Religious toys show importance of play, fun

TOYING WITH GOD: THE WORLD OF RELIGIOUS GAMES AND DOLLS
By Nikki Bado-Fralick and Rebecca Sachs Norris
Baylor Press, $24.95

Play, faith, ritual and commerce mingle and sometimes clash in the world of religious-themed toys explored in an engaging book by a pair of religious studies professors.

Authors Nikki Bado-Fralick and Rebecca Sachs Norris uncover an array of toys from numerous traditions: stuffed dolls of religious figures from Jesus to Buddha to Ganesh; modestly attired Muslim Fulla dolls; a “Missionary Conquest” board game that urges players to “Conquer the world -- for Christ!”; and a Jewish “Plush Plagues Bag” that includes “all 10 Plagues!”

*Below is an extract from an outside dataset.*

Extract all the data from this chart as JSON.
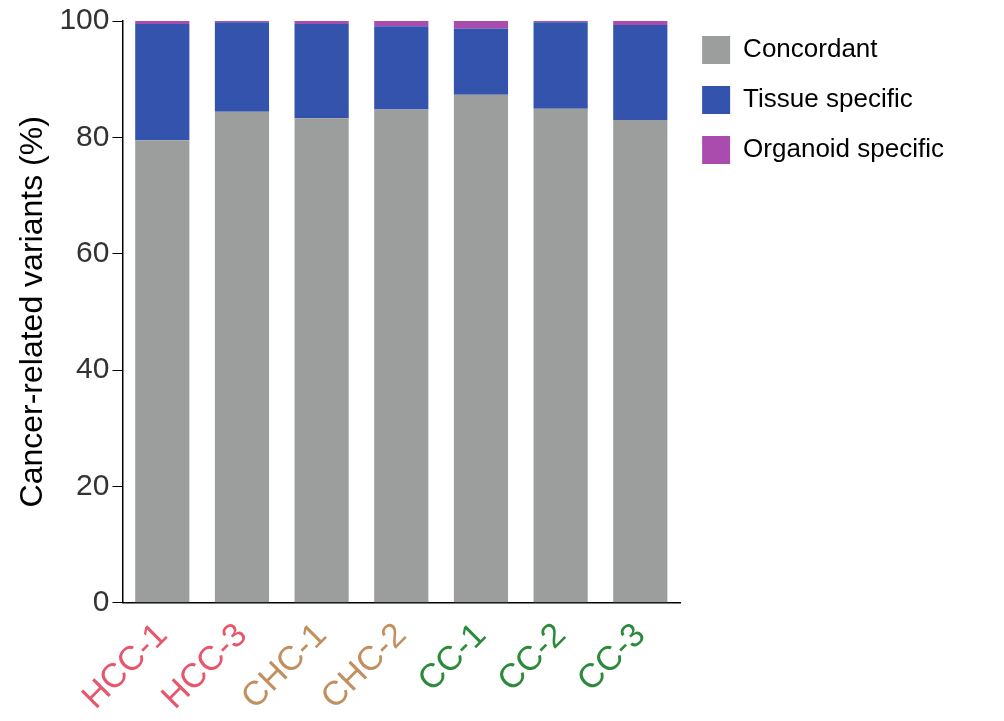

In U.S. culture, at least, the authors have observed ambivalence toward these items. Some products -- such as the “Nunzilla” or a spring-mounted “Dashboard Monk” -- may be meant as parody and aimed at adults, but many toys are created and marketed as means to educate and communicate religious ideals, especially to children. Even so, some see the latter as trivializing faith, possibly hampering a true relationship with God. There is, the authors say, “a basic dualism underlying this unease, a division between religion and play that views them as distinct and separate realms. Religion is serious, games are not.”

Religious toys often are explicitly intended to offer a counter to secular toys that lack educational value or are outright harmful -- the “Battle for the Toybox” in the words of one Christian toy company. Witness the Fulla doll, enormously popular in Muslim countries as an alternative Barbie -- manufactured in the same Chinese factory using a very similar mold. Christian dolls sold in the United States recite short Bible verses and come with instructions to the parents for how best to play with them with their child.

But limited, scripted educational intentions of religious toys and games may face an unexpected obstacle: the chaotic, inventive nature of children’s unsupervised play, which “may surprise, challenge, and even undermine the goals of both marketing and parents,” the authors note.

The array of products is fascinating, but Toying With God’s greatest strength is in its reflections on the nature of play and its relation to ritual (play often has elements of ritual, but less often -- especially in Abrahamic faiths -- does religious ritual incorporate play), and on the pervasive, yet contradictory, “cult of fun” in U.S. culture.